Was this the warehouse I knew or was I still trapped in some
fiendish Hell?
A fiendish Hell
where they enjoy patio furniture.
I made my way
through the maze of boxes and shelves and, after a few turns,
realized I could see the color of the cushion fabric, read the
letters on the sides of boxes even though the lights weren’t
on and I’d seen no evidence of windows. The light source lay
somewhere ahead; I decided it should be my goal, for better or
worse.
A few more corners,
including one leading to a dead end, and I emerged into an open area
cleared of boxes and shelves. It took a second for me to realize
something other than Detective Williams standing in the center of
the room cast the glow.
Michael,
resplendent in white leisure suit and crimson shirt, leaned against
a stack of lawn chair skeletons. The suit itself looked crisp enough
to cause the glow. I glanced at the archangel but chose to ignore
him for the moment, directing my attention to Williams instead.
“
Are
you okay?”
He lifted his tired
eyes and his mouth twitched into an approximation of a smile. Not
much of an expression, but he squeezed volumes into it: relief,
appreciation, desperation, embarrassment. I wondered which of the
above he’d choose to express in words.
“
Yeah,”
he said after a couple of seconds. “Thanks.”
I
considered prompting more out of him about the way he’d acted,
or to chastise him for leaving me behind like in those rapture books
by Tim LaHaye and Jerry Jenkins, the
Left
Behind
series,
but more important matters demanded my attention. I regarded the
archangel and his misguided attempt at fashion.
“
Where’s
my son?”
He smiled, the
shine of his teeth matching his jacket, and raised an eyebrow. A
shiver of worry ran down my spine. Maybe it wasn’t Mikey I’d
seen in Hell, maybe it had been an illusion. Maybe Trevor wasn’t
safe.
“
Trevor.
Where is he?” I demanded.
“
The
boy is safe,” God’s right hand answered finally. I
suspected he enjoyed the moment of worry his pause inflicted on me.

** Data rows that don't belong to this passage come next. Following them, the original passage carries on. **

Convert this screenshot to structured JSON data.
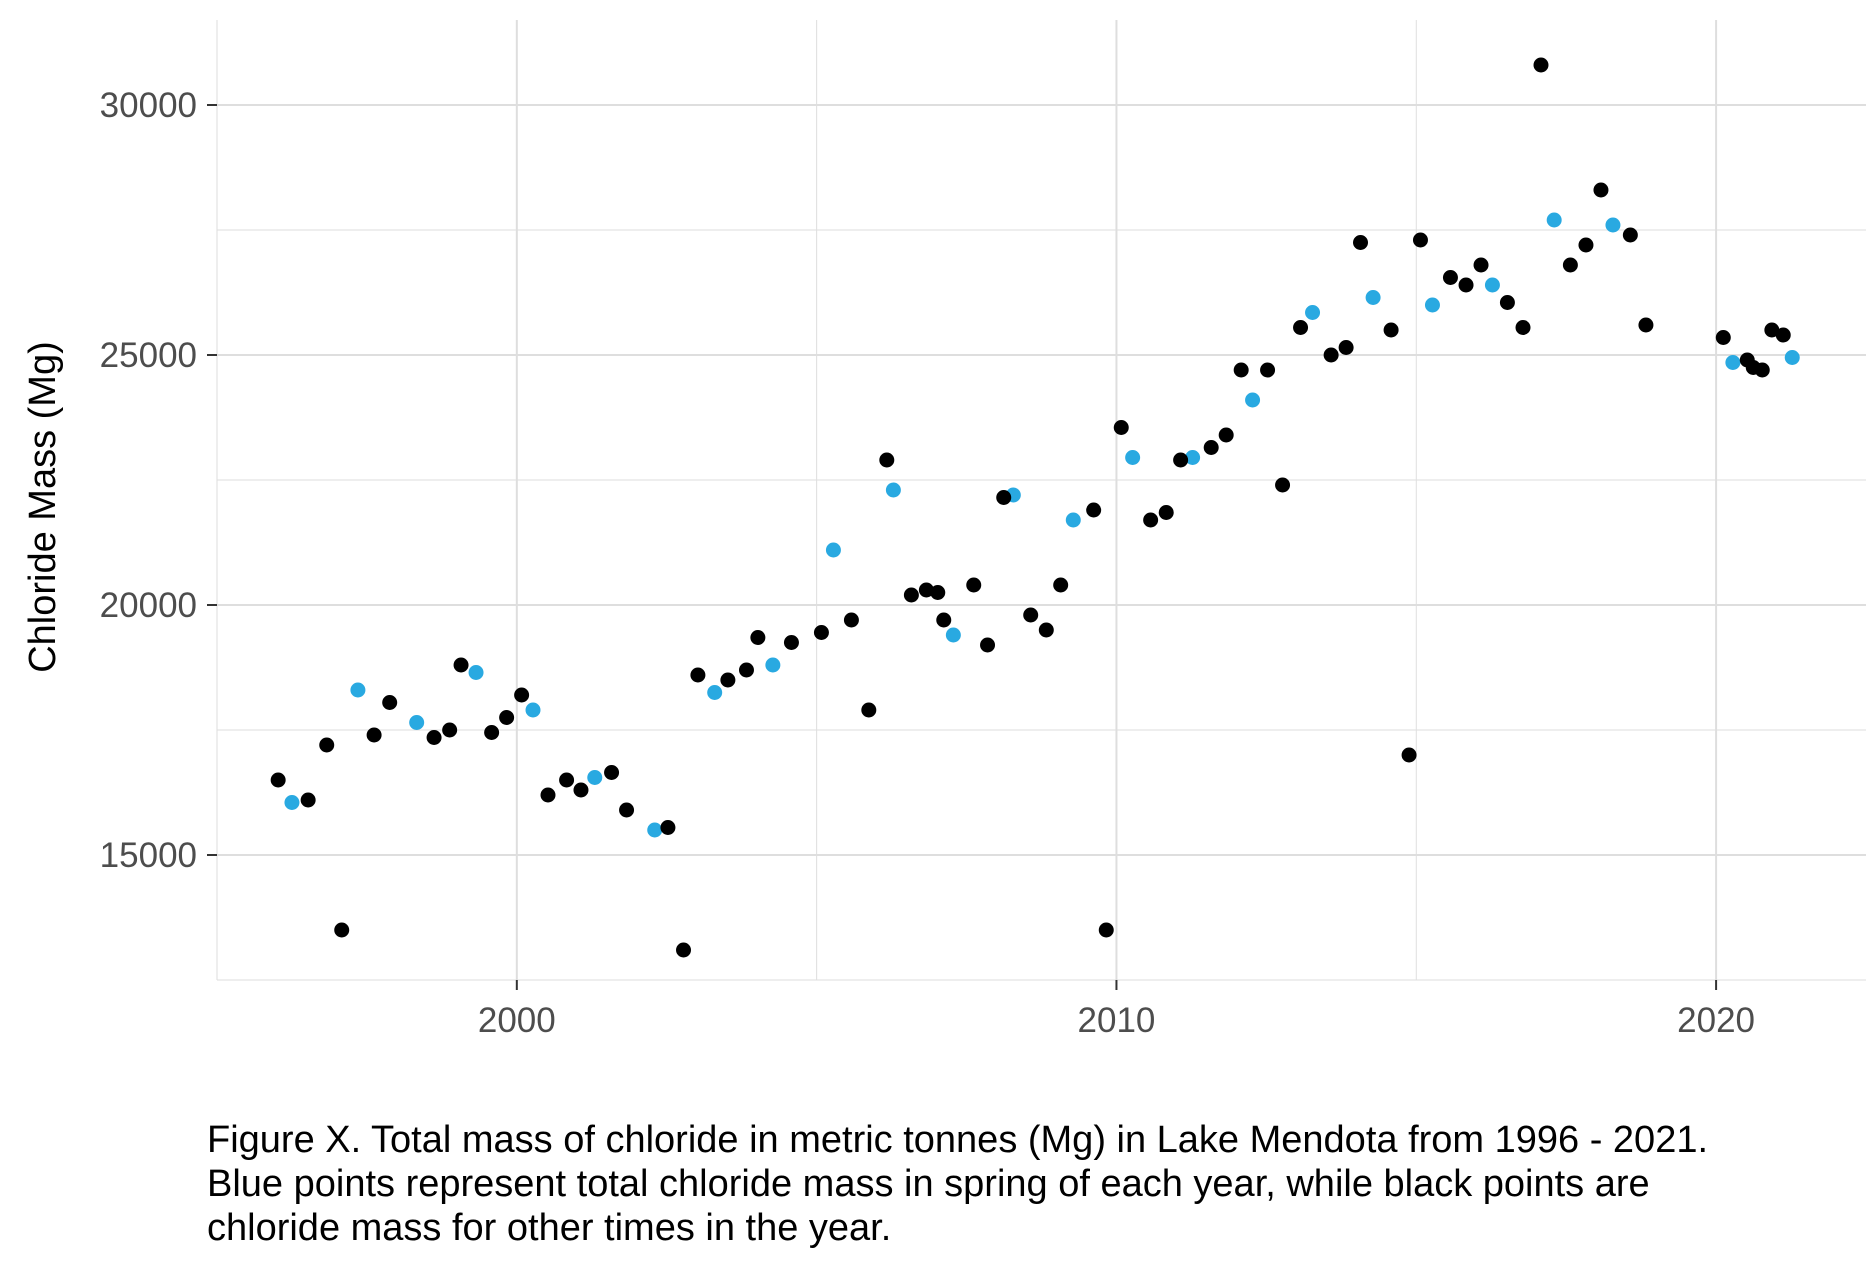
{
  "chart_data": {
    "type": "scatter",
    "title": "",
    "xlabel": "",
    "ylabel": "Chloride Mass (Mg)",
    "xlim": [
      1995,
      2022.5
    ],
    "ylim": [
      12500,
      31700
    ],
    "xticks": [
      2000,
      2010,
      2020
    ],
    "xtick_labels": [
      "2000",
      "2010",
      "2020"
    ],
    "yticks": [
      15000,
      20000,
      25000,
      30000
    ],
    "ytick_labels": [
      "15000",
      "20000",
      "25000",
      "30000"
    ],
    "grid": true,
    "legend": "none",
    "colors": {
      "spring": "#29a9e1",
      "other": "#000000",
      "grid": "#dedede"
    },
    "series": [
      {
        "name": "Spring",
        "color": "#29a9e1",
        "x": [
          1996.25,
          1997.35,
          1998.33,
          1999.32,
          2000.27,
          2001.3,
          2002.3,
          2003.3,
          2004.27,
          2005.28,
          2006.28,
          2007.28,
          2008.28,
          2009.28,
          2010.27,
          2011.27,
          2012.27,
          2013.27,
          2014.28,
          2015.27,
          2016.27,
          2017.3,
          2018.28,
          2020.28,
          2021.27
        ],
        "y": [
          16050,
          18300,
          17650,
          18650,
          17900,
          16550,
          15500,
          18250,
          18800,
          21100,
          22300,
          19400,
          22200,
          21700,
          22950,
          22950,
          24100,
          25850,
          26150,
          26000,
          26400,
          27700,
          27600,
          24850,
          24950
        ]
      },
      {
        "name": "Other times",
        "color": "#000000",
        "x": [
          1996.02,
          1996.52,
          1996.83,
          1997.08,
          1997.62,
          1997.88,
          1998.62,
          1998.88,
          1999.07,
          1999.58,
          1999.83,
          2000.08,
          2000.52,
          2000.83,
          2001.07,
          2001.58,
          2001.83,
          2002.52,
          2002.78,
          2003.02,
          2003.52,
          2003.83,
          2004.02,
          2004.58,
          2005.08,
          2005.58,
          2005.87,
          2006.17,
          2006.58,
          2006.83,
          2007.02,
          2007.12,
          2007.62,
          2007.85,
          2008.12,
          2008.57,
          2008.83,
          2009.07,
          2009.62,
          2009.83,
          2010.08,
          2010.57,
          2010.83,
          2011.07,
          2011.58,
          2011.83,
          2012.08,
          2012.52,
          2012.77,
          2013.07,
          2013.58,
          2013.83,
          2014.07,
          2014.58,
          2014.88,
          2015.07,
          2015.57,
          2015.83,
          2016.08,
          2016.52,
          2016.78,
          2017.08,
          2017.57,
          2017.83,
          2018.08,
          2018.57,
          2018.83,
          2020.12,
          2020.52,
          2020.62,
          2020.77,
          2020.93,
          2021.12
        ],
        "y": [
          16500,
          16100,
          17200,
          13500,
          17400,
          18050,
          17350,
          17500,
          18800,
          17450,
          17750,
          18200,
          16200,
          16500,
          16300,
          16650,
          15900,
          15550,
          13100,
          18600,
          18500,
          18700,
          19350,
          19250,
          19450,
          19700,
          17900,
          22900,
          20200,
          20300,
          20250,
          19700,
          20400,
          19200,
          22150,
          19800,
          19500,
          20400,
          21900,
          13500,
          23550,
          21700,
          21850,
          22900,
          23150,
          23400,
          24700,
          24700,
          22400,
          25550,
          25000,
          25150,
          27250,
          25500,
          17000,
          27300,
          26550,
          26400,
          26800,
          26050,
          25550,
          30800,
          26800,
          27200,
          28300,
          27400,
          25600,
          25350,
          24900,
          24750,
          24700,
          25500,
          25400
        ]
      }
    ]
  },
  "caption": "Figure X. Total mass of chloride in metric tonnes (Mg) in Lake Mendota from 1996 - 2021.\nBlue points represent total chloride mass in spring of each year, while black points are\nchloride mass for other times in the year."
}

“He awaits you outside. Where is your guardian?”
His eyes flickered
to the detective and I looked, too. Williams had slouched down onto
a small pile of cushions and sat with his elbows propped on his
knees, head hung like a man too tired to hold it up anymore. When I
looked back at the archangel, his smile was gone. He glared at me,
forcing me to answer.
“
I
left her.”
Hearing the words
come out of my mouth drove home what I’d done—I’d
left my guardian angel to an eternity of torture and despair.
Mikey’s forehead creased, he pursed his lips.
“
And
you brought back this one instead?” He gestured toward the
detective.
I nodded and
steeled myself for the archangel’s wrath. He looked at me a
moment longer, then nodded once.
“
I
will take this man where he needs to go. Collect your son and get
him home. It is cold outside tonight.”
The archangel
walked to the detective, put his hand on his shoulder. Detective
Williams jumped at the shock of Mikey’s touch, then looked up,
the exhaustion in his expression replaced by wonder.